Chez Victor Hugo, poète accompli, vieux crocodile surnommé, « rien n’égale la puissance de surdité volontaire des fanatismes ». Disant cela dans un ouvrage qu’il consacrait à Shakespeare, Hugo pointe bien du doigt ces gens que de plus sombres sons de cloches, de plus folles homélies, auront convaincu. Deux siècles plus tard, « le nôtre avait vingt-cinq ans » (T’as la ref’ ?!), les sons de cloches sont celles de fausses églises fermement opposées à l’égalité des sexes.

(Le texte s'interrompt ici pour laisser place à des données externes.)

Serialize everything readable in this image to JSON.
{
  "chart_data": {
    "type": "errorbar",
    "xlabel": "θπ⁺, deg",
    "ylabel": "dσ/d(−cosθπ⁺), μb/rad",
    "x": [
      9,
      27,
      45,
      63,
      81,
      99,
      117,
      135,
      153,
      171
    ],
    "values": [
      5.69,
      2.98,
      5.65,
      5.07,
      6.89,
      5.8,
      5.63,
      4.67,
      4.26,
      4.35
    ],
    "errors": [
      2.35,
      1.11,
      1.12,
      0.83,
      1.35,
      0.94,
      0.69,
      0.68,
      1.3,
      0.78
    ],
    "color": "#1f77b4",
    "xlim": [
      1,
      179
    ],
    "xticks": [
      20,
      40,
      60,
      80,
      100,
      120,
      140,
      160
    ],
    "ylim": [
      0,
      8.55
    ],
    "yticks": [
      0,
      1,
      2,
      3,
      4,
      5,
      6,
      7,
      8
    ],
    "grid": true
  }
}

Les cloches du mal sonnent aussi du côté des acharnés représentant d’État qui veulent à tout prix la guerre où la paix peut s’exprimer, du côté des victimes acharnées que la douleur aura fait penser en lieu et place d’un raison plus difficile mais profitable, et du côté de toutes celles et ceux qui penchent goulûment vers l’extrémisme, le considérant comme une gourmandise agréable, une nouvelle théologie modérée qui ferait du bien à l’esprit.

Aime-t-on toujours, après ces quelques paragraphes, scander les paroles de ce cantateur chauve : « Je voulais simplement te dire / Que si, si j'existe / J'existe / C'est d'être fan ! » ? Rien n’est moins sûr...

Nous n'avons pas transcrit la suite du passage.